On Feb 19, 2008 12:09 PM, Florian Philipp <lists@f_philipp.fastmail.net> wrote:

On Tue, 2008-02-19 at 11:28 +0100, b.n. wrote:
> Lowe Schmidt ha scritto:
> > Hi.
> >
> > I'm planning on buying myself a MacBook and I'm just wondering if anyone
> > knows how many hours I will get out of it if I run Gentoo. I mainly use
> > a bunch
> > of terminals, gvim and some lightweigth gtk app so nothing heavy going on.
> >
> > All input appreciated
>
> My Macbook Pro with light, normal usage lasts about three hours (OS X
> lasts at least one hour more).
>
> m.

Have you found any reason for this discrepancy? I'd suspect them to be
on par with the right tuning.

Are you doing any kind of CPU frequency scaling? In the kernel (I use gentoo sources) configuration enable

Power Management
    - CPU frequency scaling
        - performance (is selected as default)
        - ondemand governor
        - conservative
        - ACPI Processor P-States driver
        - Intel Enhanced SpeedStep

This enables frequency scaling... this works for my Core2 desktop so I suspect it should work for the mac book too.

To select the actual cpu scaling governor to use, you can do the following (as root)
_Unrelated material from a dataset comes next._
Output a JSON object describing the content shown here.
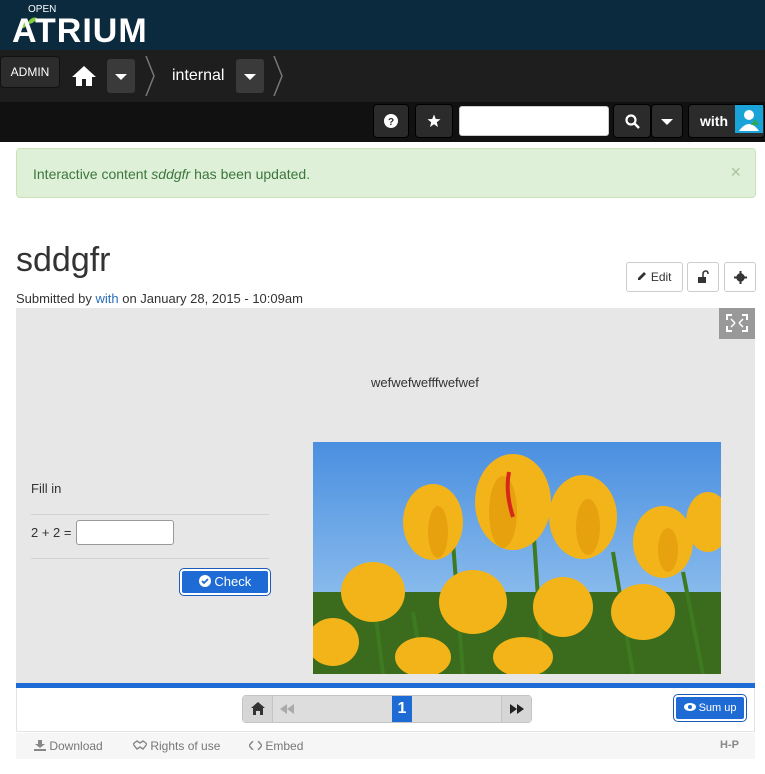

echo ondemand > /sys/devices/system/cpu/cpu(n)/cpufreq/scaling_governor

where you need to this for all the cores... for my Core 2 desktop I have cpu0 and cpu1.
You can select between ondemand, conservative and performance. Try both ondemand and conservative... My guess is there will be little difference in power consumption between the two and ondemand may be better for response time sensitive loads (typical desktop usage).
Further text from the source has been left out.